***
Jauh dari tempat Lintang dan Arum yang damai, di tengah kota, terjadi keributan sengit. Di antara kedua pendekar itu sebetulnya tidak ada permusuhan pribadi, akan tetapi seperti sudah sering kali terjadi, apa bila dua orang pendekar bertempur, maka mereka tidak akan mau saling mengalah. Mereka sudah bertempur sekitar satu jam, bahkan telah mengerahkan segala kemampuan dan kepandaian masing-masing sampai seratus jurus lebih.
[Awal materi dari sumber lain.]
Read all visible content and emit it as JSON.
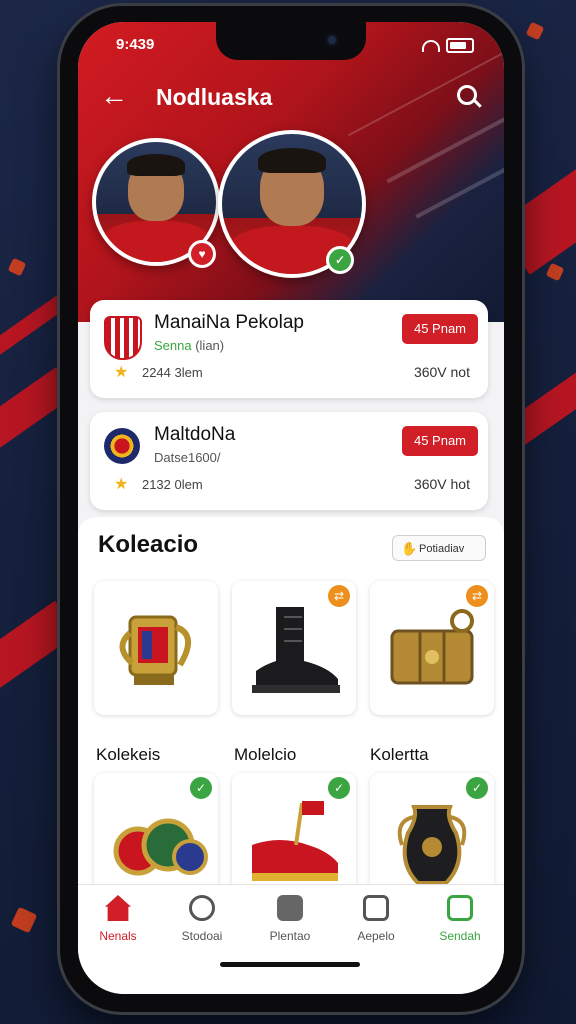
{
  "status": {
    "time": "9:439"
  },
  "header": {
    "back_icon": "arrow-left-icon",
    "title": "Nodluaska",
    "search_icon": "search-icon"
  },
  "clubs": [
    {
      "name": "ManaiNa Pekolap",
      "sub_prefix": "Senna",
      "sub_suffix": "(lian)",
      "stat": "2244 3lem",
      "button": "45 Pnam",
      "value": "360V not"
    },
    {
      "name": "MaltdoNa",
      "sub_prefix": "Datse",
      "sub_suffix": "1600/",
      "stat": "2132 0lem",
      "button": "45 Pnam",
      "value": "360V hot"
    }
  ],
  "collection": {
    "title": "Koleacio",
    "filter_label": "Potiadiav",
    "items": [
      {
        "label": "Kolekeis",
        "icon": "trophy-mug-icon"
      },
      {
        "label": "Molelcio",
        "icon": "boot-icon"
      },
      {
        "label": "Kolertta",
        "icon": "treasure-chest-icon"
      },
      {
        "label": "",
        "icon": "medals-icon"
      },
      {
        "label": "",
        "icon": "shoe-flag-icon"
      },
      {
        "label": "",
        "icon": "vase-icon"
      }
    ]
  },
  "tabs": [
    {
      "label": "Nenals",
      "icon": "home-icon",
      "active": true
    },
    {
      "label": "Stodoai",
      "icon": "badge-icon",
      "active": false
    },
    {
      "label": "Plentao",
      "icon": "chart-icon",
      "active": false
    },
    {
      "label": "Aepelo",
      "icon": "shop-icon",
      "active": false
    },
    {
      "label": "Sendah",
      "icon": "bag-icon",
      "active": false
    }
  ],
  "colors": {
    "primary": "#d01f26",
    "green": "#3aa541",
    "accent": "#f3b21b"
  }
}
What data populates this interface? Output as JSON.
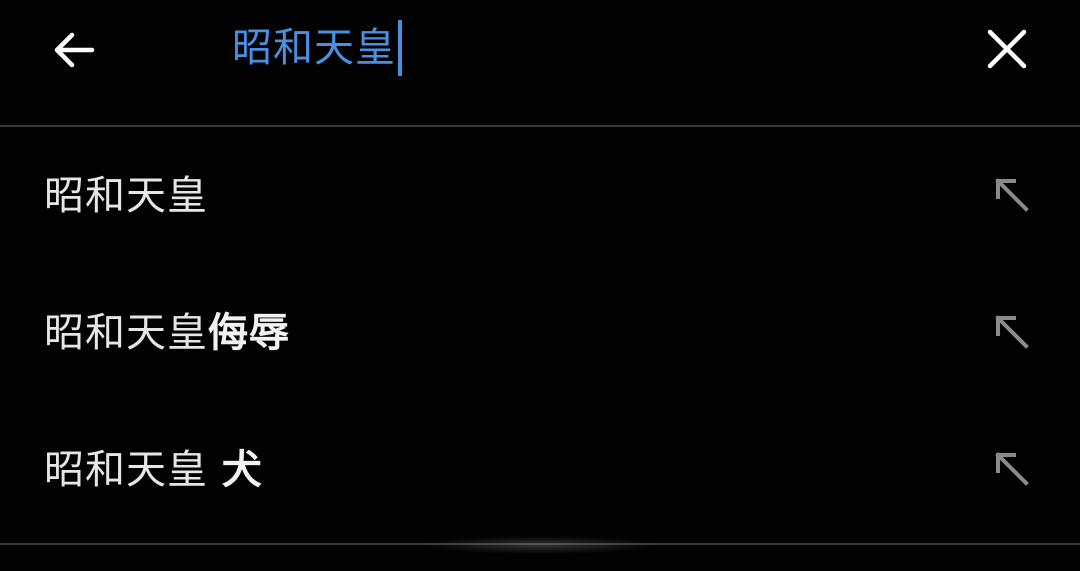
{
  "search": {
    "query": "昭和天皇"
  },
  "suggestions": [
    {
      "prefix": "昭和天皇",
      "suffix": ""
    },
    {
      "prefix": "昭和天皇",
      "suffix": "侮辱"
    },
    {
      "prefix": "昭和天皇 ",
      "suffix": "犬"
    }
  ],
  "icons": {
    "back": "arrow-left-icon",
    "clear": "close-icon",
    "fill": "arrow-up-left-icon"
  },
  "colors": {
    "background": "#020202",
    "accent": "#4a90e2",
    "text": "#e6e6e6",
    "divider": "#3a3a3a",
    "icon_muted": "#8a8a8a"
  }
}
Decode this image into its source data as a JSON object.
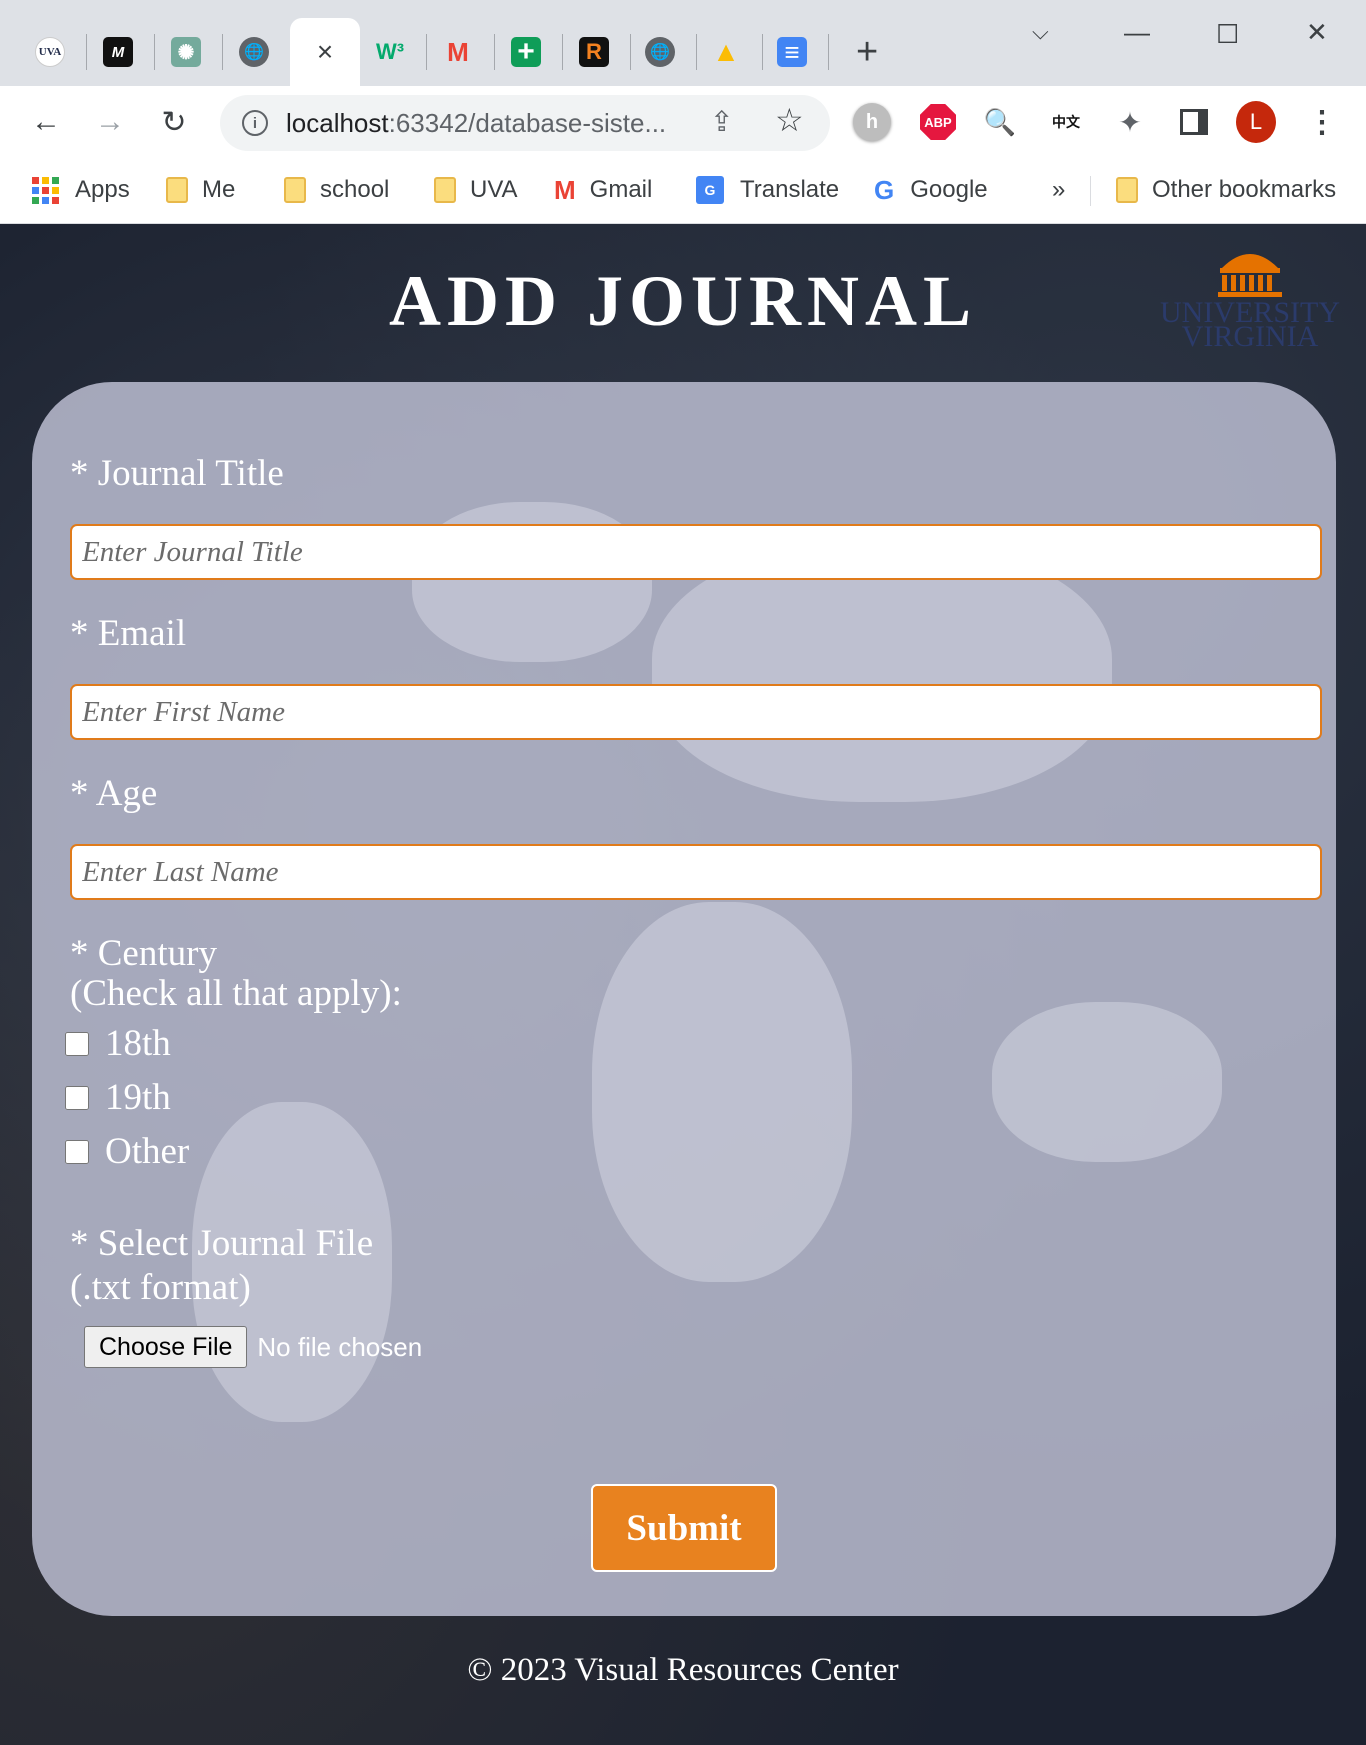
{
  "browser": {
    "active_tab_close": "×",
    "tabs": [
      {
        "icon": "uva-favicon",
        "text": "UVA"
      },
      {
        "icon": "m-favicon",
        "text": "M"
      },
      {
        "icon": "openai-favicon",
        "text": "✺"
      },
      {
        "icon": "globe-favicon",
        "text": "🌐"
      },
      {
        "icon": "w3-favicon",
        "text": "W³"
      },
      {
        "icon": "gmail-favicon",
        "text": "M"
      },
      {
        "icon": "sheets-favicon",
        "text": "+"
      },
      {
        "icon": "r-favicon",
        "text": "R"
      },
      {
        "icon": "globe-favicon",
        "text": "🌐"
      },
      {
        "icon": "drive-favicon",
        "text": "▲"
      },
      {
        "icon": "docs-favicon",
        "text": "≡"
      }
    ],
    "new_tab": "+",
    "url_host": "localhost",
    "url_rest": ":63342/database-siste...",
    "profile_initial": "L",
    "extensions": {
      "abp": "ABP",
      "chinese": "中文"
    },
    "bookmarks": {
      "apps": "Apps",
      "me": "Me",
      "school": "school",
      "uva": "UVA",
      "gmail": "Gmail",
      "translate": "Translate",
      "google": "Google",
      "more": "»",
      "other": "Other bookmarks"
    }
  },
  "page": {
    "title": "ADD JOURNAL",
    "logo_line1": "UNIVERSITY",
    "logo_line2": "VIRGINIA",
    "form": {
      "journal_title_label": "* Journal Title",
      "journal_title_placeholder": "Enter Journal Title",
      "email_label": "* Email",
      "email_placeholder": "Enter First Name",
      "age_label": "* Age",
      "age_placeholder": "Enter Last Name",
      "century_label": "* Century",
      "century_hint": "(Check all that apply):",
      "century_options": [
        "18th",
        "19th",
        "Other"
      ],
      "file_label": "* Select Journal File",
      "file_hint": "(.txt format)",
      "file_button": "Choose File",
      "file_status": "No file chosen",
      "submit": "Submit"
    },
    "footer": "© 2023 Visual Resources Center"
  },
  "colors": {
    "accent": "#e8821f",
    "input_border": "#e07b1a",
    "card": "#babdd0",
    "background": "#1c2230"
  }
}
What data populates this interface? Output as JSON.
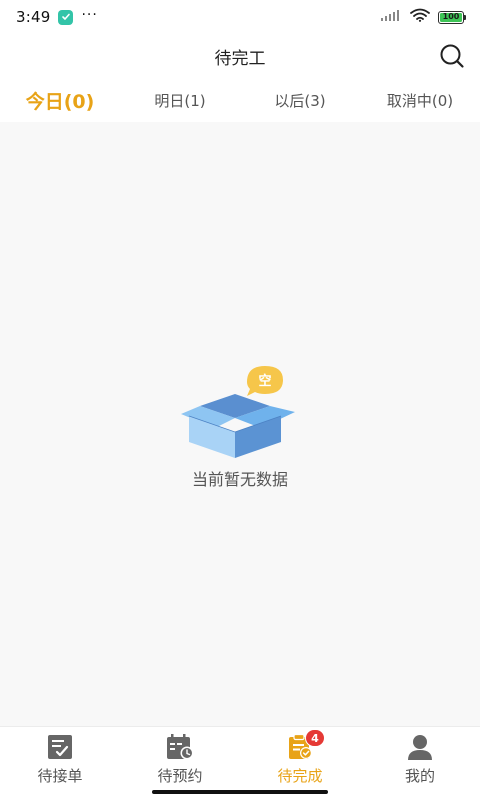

Betapa pun juga, ilmu kepandaian Ki Tejo bersumber pada ilmu asli Pencak Silat Kera Putih, maka dasarnya amat kuat. Dia menggunakan jurus-jurus tongkat andalannya yang ganas. Sebaliknya, Guk Seger Si Pendekar Cebol mendapatkan kepandaiannya dari kumpulan bermacam ilmu silat. Baginya tidak penting apakah ilmu silat itu murni atau pun campuran, semua dipelajari sejak muda dan dari kumpulan ilmu-ilmu silat itulah ia kemudian menciptakan sendiri jurus-jurus andalannya.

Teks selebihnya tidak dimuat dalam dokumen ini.